The making of wood cuts and metal plate etchings has proved one of the greatest sources of interest and educational profit to the boys and girls. It vitalizes and lends motive to design and illustration, it requires very little equipment and is a perfectly feasible scheme even for the seventh and eighth grades.
It is perhaps as well to illustrate the idea with a concrete problem. A book is being made for instance, by each pupil. He plans a cover design, a bookplate or an illustration. After the design or illustration is carefully worked out, it is traced in reverse by means of carbon paper upon a piece of wood, copper, or zinc. If it is to be a wood cut, the block is squared up to the proper thickness, about seven-eights of an inch. Birch, maple, and black walnut have proved very satisfactory for this work. Of course, in commercial work, boxwood is extensively used and the design cut on the end grain; but it is very satisfactory and much easier for the school work, to cut the figure on the side of a piece of ordinary board. With a small veining tool, such as is used in wood carving, the design is outlined, care being taken to leave the edges of the parts to be left in relief sharp and distinct. Then with a small gouge, chisel or knife, the background is cut away to the depth of about one-sixteenth of an inch. No care need be taken to make the background smooth.
Of course, the open grained woods do not give a solid, uniform impression. This is not at all objectionable as one may see by examining the wood cuts of the old masters. However, if a dense impression is desired, this experiment has been tried with good results: After the design is cut, the face of the block is gone over with a heavy coat of thick woodfiller. When the filler is dry, it is carefully scraped from the face of the design. By this simple method, a dense, clear, and uniform impression is made possible.

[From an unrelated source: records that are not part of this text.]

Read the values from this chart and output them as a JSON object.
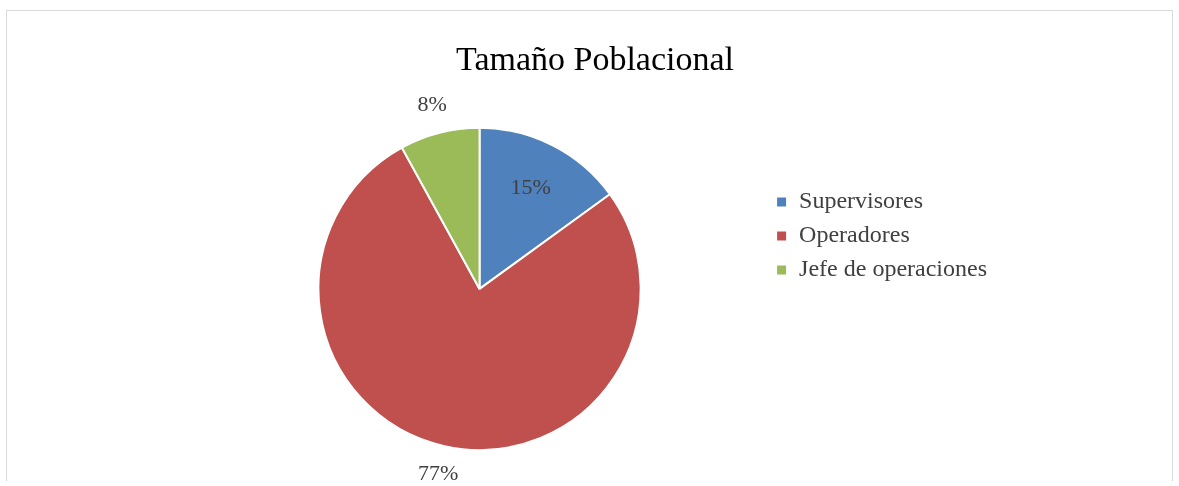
{
  "chart_data": {
    "type": "pie",
    "title": "Tamaño Poblacional",
    "categories": [
      "Supervisores",
      "Operadores",
      "Jefe de operaciones"
    ],
    "values": [
      15,
      77,
      8
    ],
    "colors": [
      "#4f81bd",
      "#c0504d",
      "#9bbb59"
    ],
    "value_labels": [
      "15%",
      "77%",
      "8%"
    ],
    "legend": "right"
  }
}
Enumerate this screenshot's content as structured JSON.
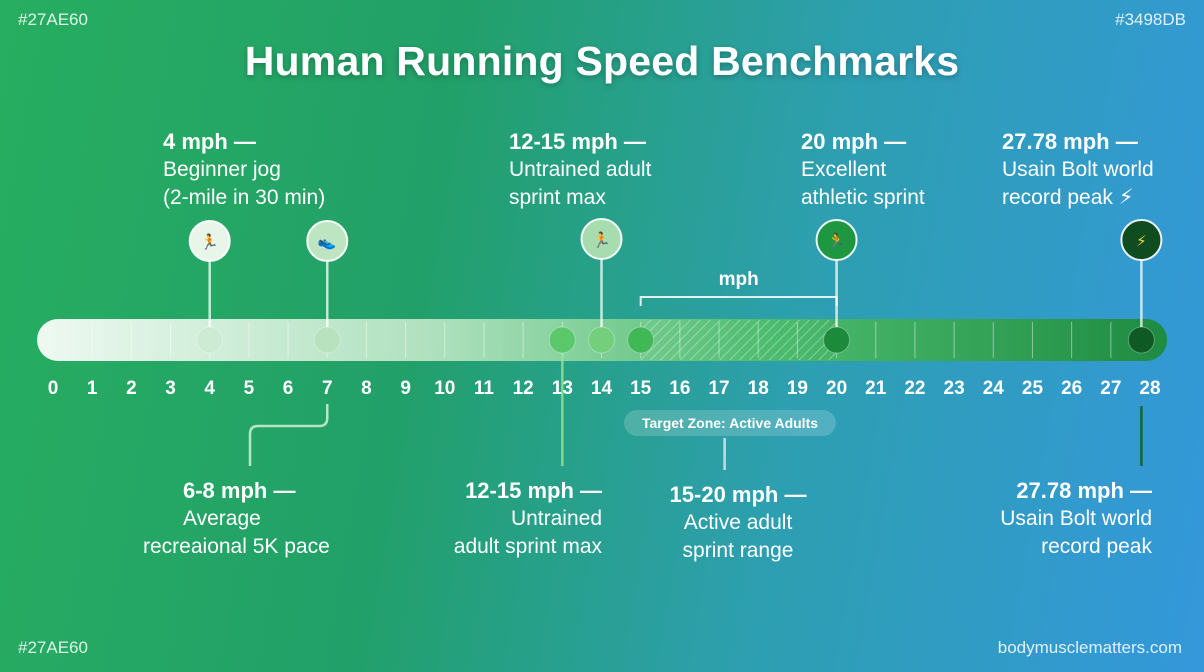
{
  "corners": {
    "top_left": "#27AE60",
    "top_right": "#3498DB",
    "bottom_left": "#27AE60",
    "bottom_right": "bodymusclematters.com"
  },
  "title": "Human Running Speed Benchmarks",
  "colors": {
    "start": "#27AE60",
    "end": "#3498DB"
  },
  "axis": {
    "min": 0,
    "max": 28,
    "ticks": [
      0,
      1,
      2,
      3,
      4,
      5,
      6,
      7,
      8,
      9,
      10,
      11,
      12,
      13,
      14,
      15,
      16,
      17,
      18,
      19,
      20,
      21,
      22,
      23,
      24,
      25,
      26,
      27,
      28
    ]
  },
  "range_bracket": {
    "label": "mph",
    "from": 15,
    "to": 20
  },
  "target_zone": {
    "label": "Target Zone: Active Adults",
    "from": 15,
    "to": 20
  },
  "top_markers": [
    {
      "value": 4,
      "heading": "4 mph —",
      "lines": [
        "Beginner jog",
        "(2-mile in 30 min)"
      ],
      "icon": "runner-icon",
      "glyph": "🏃"
    },
    {
      "value": 7,
      "heading": "",
      "lines": [],
      "icon": "shoe-icon",
      "glyph": "👟"
    },
    {
      "value": 14,
      "heading": "12-15 mph —",
      "lines": [
        "Untrained adult",
        "sprint max"
      ],
      "icon": "sprinter-icon",
      "glyph": "🏃"
    },
    {
      "value": 20,
      "heading": "20 mph —",
      "lines": [
        "Excellent",
        "athletic sprint"
      ],
      "icon": "athlete-icon",
      "glyph": "🏃"
    },
    {
      "value": 27.78,
      "heading": "27.78 mph —",
      "lines": [
        "Usain Bolt world",
        "record peak ⚡"
      ],
      "icon": "lightning-icon",
      "glyph": "⚡"
    }
  ],
  "bottom_markers": [
    {
      "value": 7,
      "heading": "6-8 mph —",
      "lines": [
        "Average",
        "recreaional 5K pace"
      ]
    },
    {
      "value": 13,
      "heading": "12-15 mph —",
      "lines": [
        "Untrained",
        "adult sprint max"
      ]
    },
    {
      "value": 17.5,
      "heading": "15-20 mph —",
      "lines": [
        "Active adult",
        "sprint range"
      ]
    },
    {
      "value": 27.78,
      "heading": "27.78 mph —",
      "lines": [
        "Usain Bolt world",
        "record peak"
      ]
    }
  ],
  "track_dots": [
    4,
    7,
    13,
    14,
    15,
    20,
    27.78
  ]
}
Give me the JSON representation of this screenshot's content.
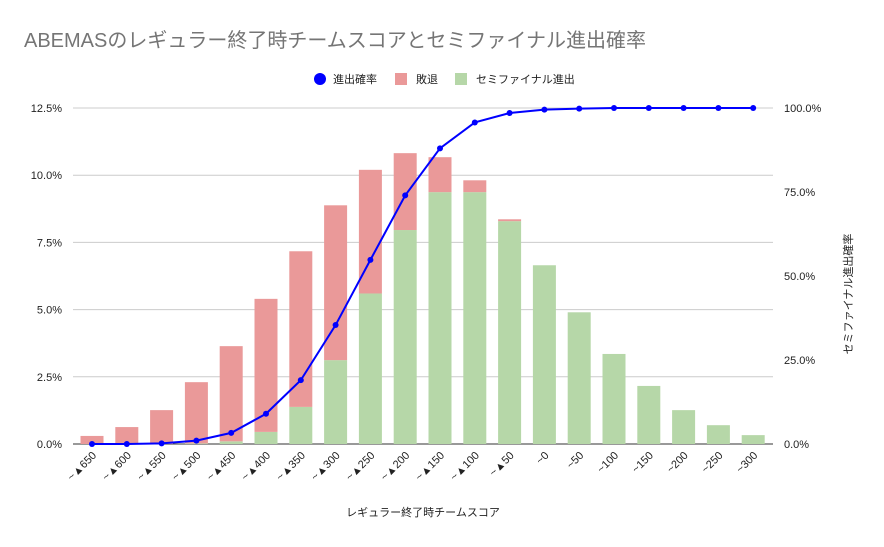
{
  "chart_data": {
    "type": "bar",
    "stacked": true,
    "title": "ABEMASのレギュラー終了時チームスコアとセミファイナル進出確率",
    "xlabel": "レギュラー終了時チームスコア",
    "ylabel": "",
    "y2label": "セミファイナル進出確率",
    "ylim": [
      0,
      12.5
    ],
    "y2lim": [
      0,
      100
    ],
    "yticks": [
      "0.0%",
      "2.5%",
      "5.0%",
      "7.5%",
      "10.0%",
      "12.5%"
    ],
    "y2ticks": [
      "0.0%",
      "25.0%",
      "50.0%",
      "75.0%",
      "100.0%"
    ],
    "legend_position": "top",
    "grid": true,
    "categories": [
      "~▲650",
      "~▲600",
      "~▲550",
      "~▲500",
      "~▲450",
      "~▲400",
      "~▲350",
      "~▲300",
      "~▲250",
      "~▲200",
      "~▲150",
      "~▲100",
      "~▲50",
      "~0",
      "~50",
      "~100",
      "~150",
      "~200",
      "~250",
      "~300"
    ],
    "series": [
      {
        "name": "進出確率",
        "type": "line",
        "axis": "right",
        "color": "#0000ff",
        "values": [
          0,
          0,
          0.2,
          1.0,
          3.3,
          9.0,
          19.0,
          35.4,
          54.8,
          74.0,
          88.0,
          95.7,
          98.5,
          99.5,
          99.8,
          100,
          100,
          100,
          100,
          100
        ]
      },
      {
        "name": "敗退",
        "type": "bar",
        "axis": "left",
        "color": "#ea9999",
        "values": [
          0.3,
          0.63,
          1.26,
          2.28,
          3.54,
          4.95,
          5.79,
          5.76,
          4.6,
          2.86,
          1.3,
          0.44,
          0.07,
          0,
          0,
          0,
          0,
          0,
          0,
          0
        ]
      },
      {
        "name": "セミファイナル進出",
        "type": "bar",
        "axis": "left",
        "color": "#b6d7a8",
        "values": [
          0,
          0,
          0,
          0.02,
          0.1,
          0.45,
          1.38,
          3.12,
          5.6,
          7.96,
          9.37,
          9.37,
          8.29,
          6.65,
          4.9,
          3.35,
          2.16,
          1.26,
          0.7,
          0.33
        ]
      }
    ]
  }
}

If it is to be a metal plate, the pupil simply takes a thick, smooth piece of copper or zinc, traces the design, and with a water color brush, he paints with asphaltum varnish the parts of the design to be left in relief. The back of the metal plate is also covered with a thin coat of the varnish. Careful examination is made to see whether air bubbles have caused small holes in the varnish, or anything else has caused any portion of the design to be left uncovered. When dry, the acid bath is prepared. Commercial nitric acid is the safest solution. It is diluted by adding about an equal volume of water to it, making it from 15% to 20% strong. The diluted acid is poured into a glass or porcelain tray and the plate put into it. If the acid can be kept moving by frequently rocking the tray, the etching will be very materially hastened. It takes from three to five hours to etch deeply a piece of copper, depending upon the strength and amount of the solution and the amount of exposed surface to be eaten away. If large surfaces are to be etched, quite a large quantity of acid is desirable, or else a changing or strengthening of the solution during the process. As soon as the acid becomes somewhat burdened with the metal, it ceases to act at all freely, and even begins to deposit a blue nitrate upon the metal. In such a case, it is best to put the plate into a fresh solution.
Fig. 29.
Care must be taken that the acid is not too strong, as the heat generated by its rapid action softens the varnish and lets the acid under to play havoc with the design. Numerous bubbles and yellow-green fumes indicate that the acid should be weakened by the addition of a small quantity of water.
By observing the progress of the etching occasionally, it can be told when the proper depth has been reached. Then the plate is heated sufficiently to soften the varnish, soaked in kerosene or turpentine, and rubbed clean with a cloth. Or the warm varnish can be removed by simply saturating the cloth with kerosene, turpentine, or benzine and rubbing over it.
A block of wood is then prepared for a base so that the mounted plate is slightly less in thickness than the height of the type. Then with a punch or a small drill, holes are put into the lower, or background, part of the metal. Through these holes the plate is fastened to the block by small tacks or escutcheon pins, the heads being sunken below the surface of the background. Large surfaces of background should be sawed out before the metal is mounted upon the block. When the cut is used in printing, it is brought up to the proper height by the underlaying of paper or cardboard.
This work is used extensively in connection with such work as cards and programs for Xmas, Thanksgiving, Easter and other special occasions. Fig. 29.